I think eliminating handmade software ultimately is a proposition balanced
between a tautology and an oxymoron; everything new that is created is "by
hand" and everything else is existing software. Anything that can be reused
is. Saying we need to reuse more is not right or wrong, it's just empty.

------
mikorym
Cool comic. My personal view on the matter is that the advent of globalisation
and the internet (and perhaps printed matter before that to a lesser extent)
naturally leads to a handful of superstars rather than a basket full of
mentors.

You are not just flooded with research, but you are inevitably guided by
reported research. Why would you read an obscure paper if you don't already
know it's worth it and it's a good paper?

I would as a suggestion say that be happy to do self-discovery of known
results as a way to build your core skills, without an obsession with making a
contribution and do what you can to keep your grant.
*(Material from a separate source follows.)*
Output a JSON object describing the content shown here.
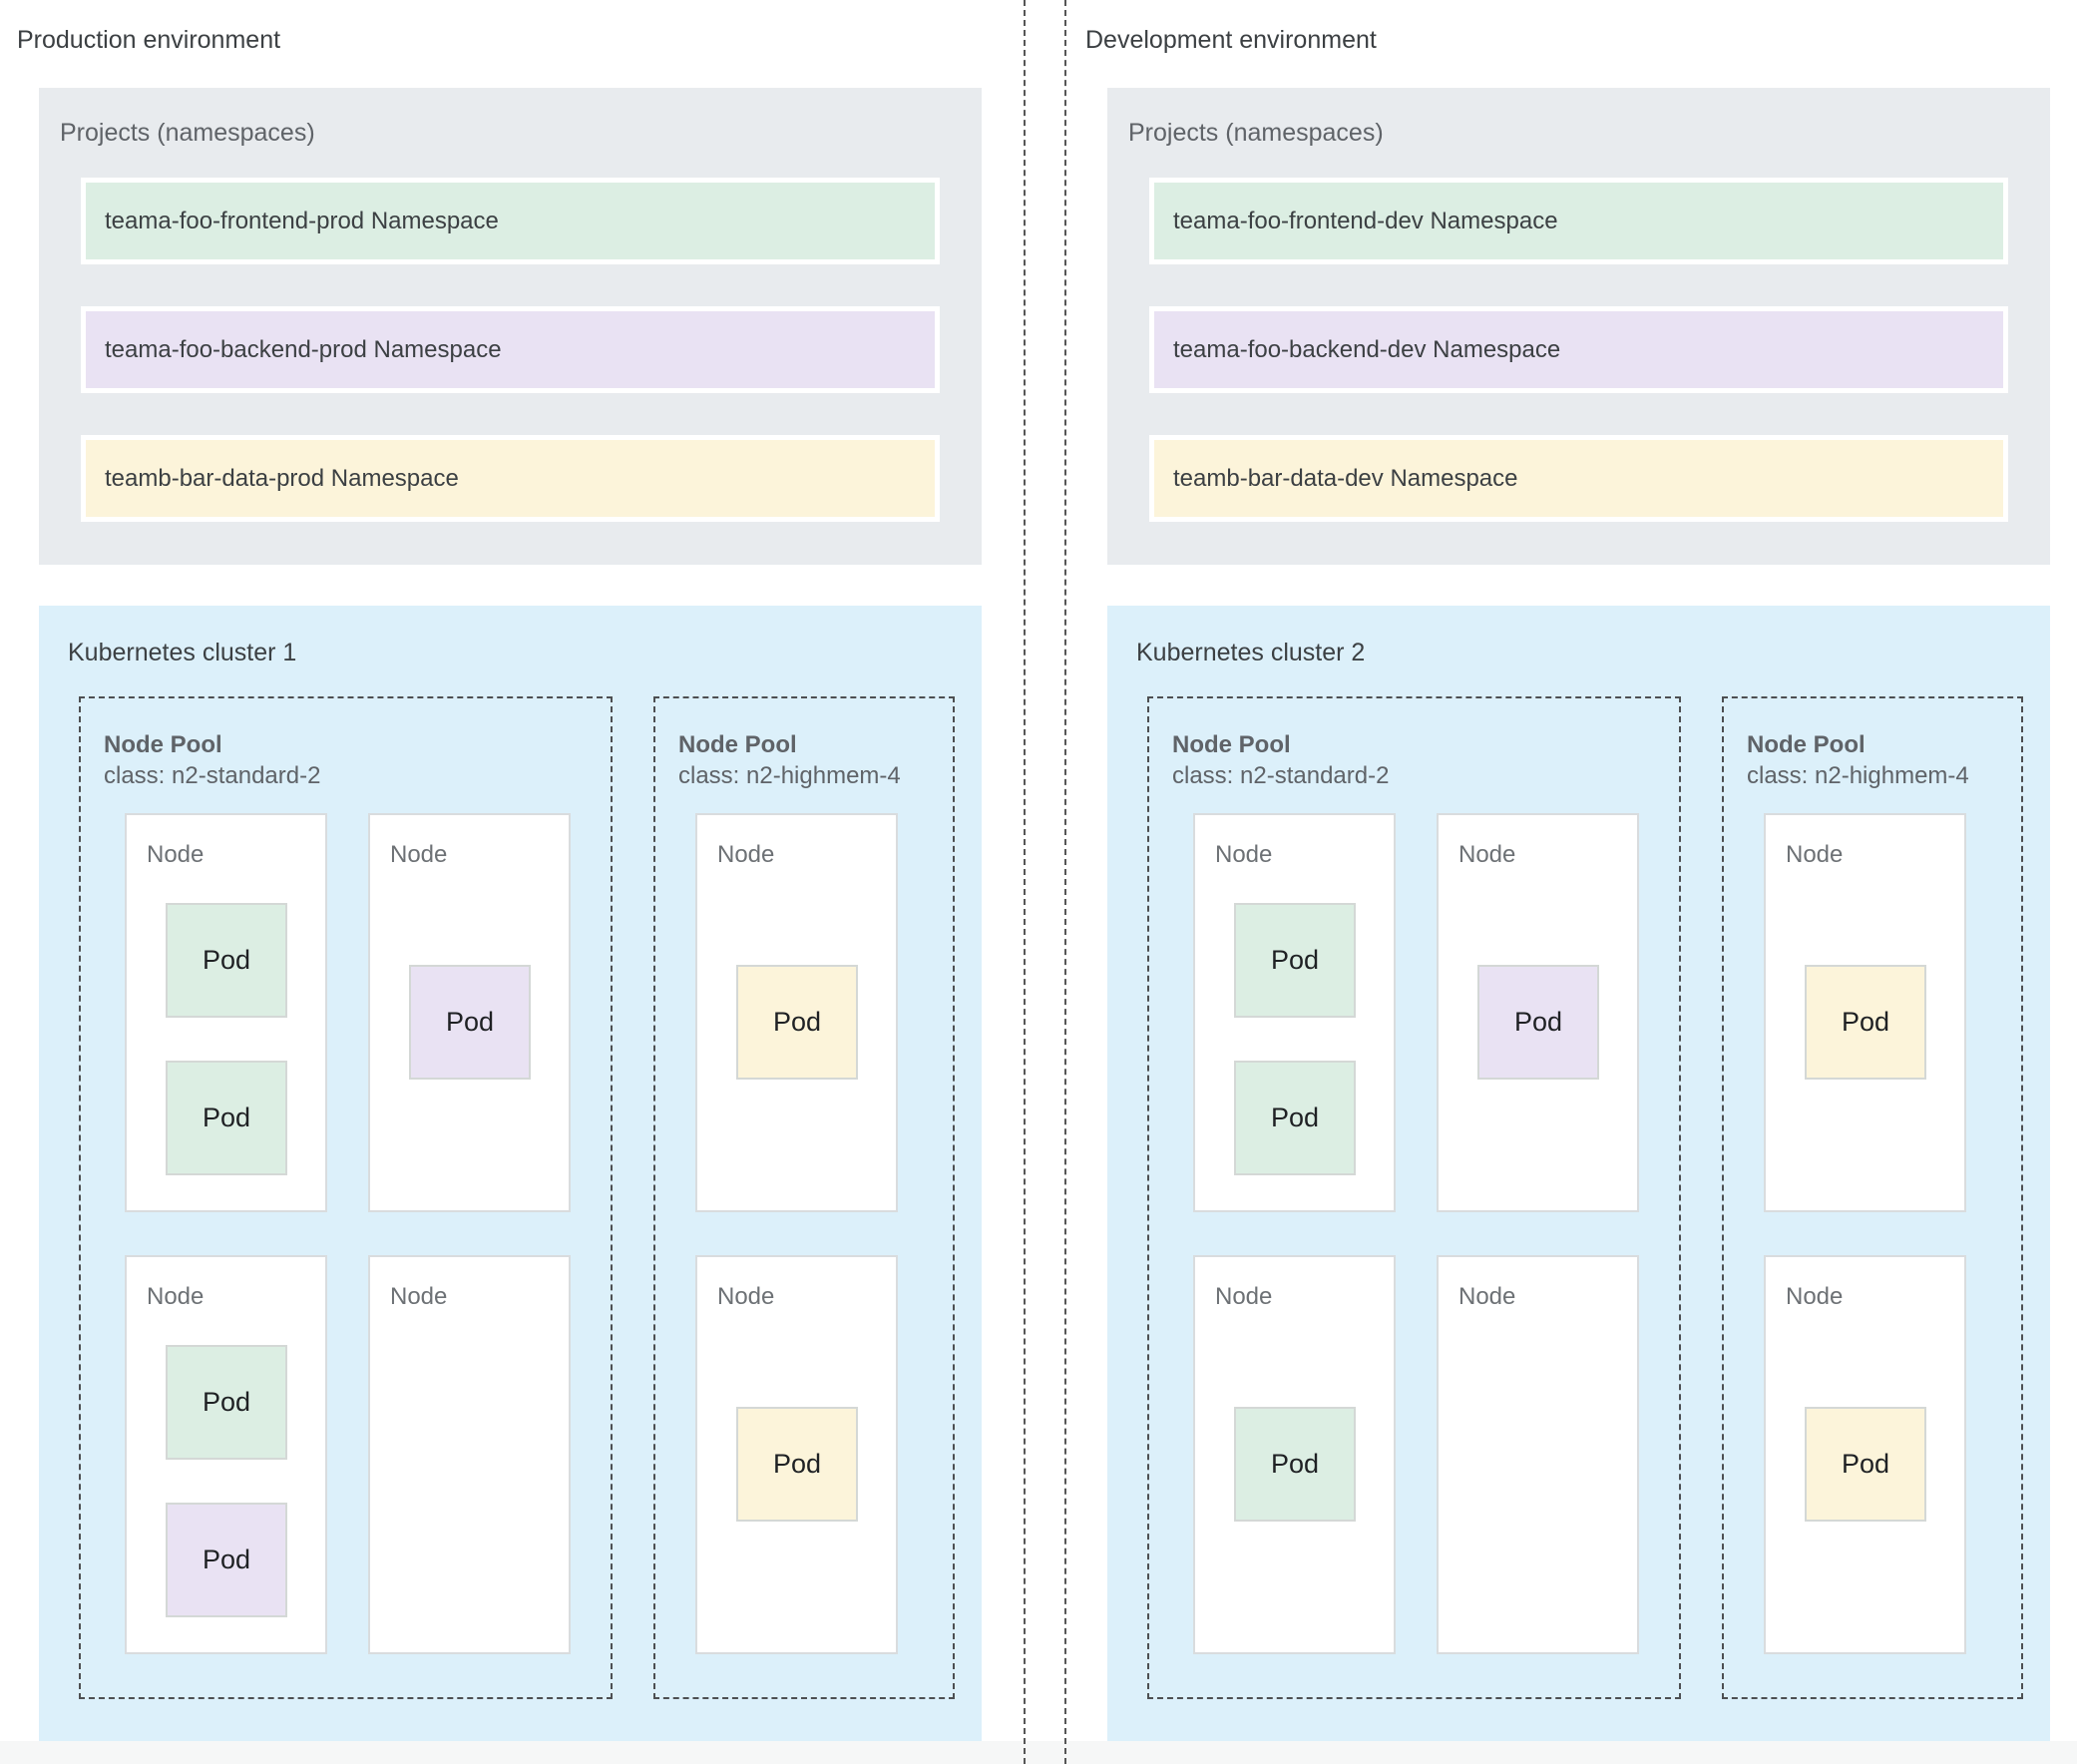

If you do discover
something new, study it to some level of depth so that your paper is actually
accessible to the masses rather than publishing a new result that becomes
obscure. (Which is the worst case scenario, isn't it?)

EDIT: In terms of data volume vs. theory, the same holds for you, personally.
The more time you spend reading disparate things, the less focused you become
on knowing less things but in depth.

------
todaysAI
The crux of the article is what Einstein said: imagination is more important
than knowledge.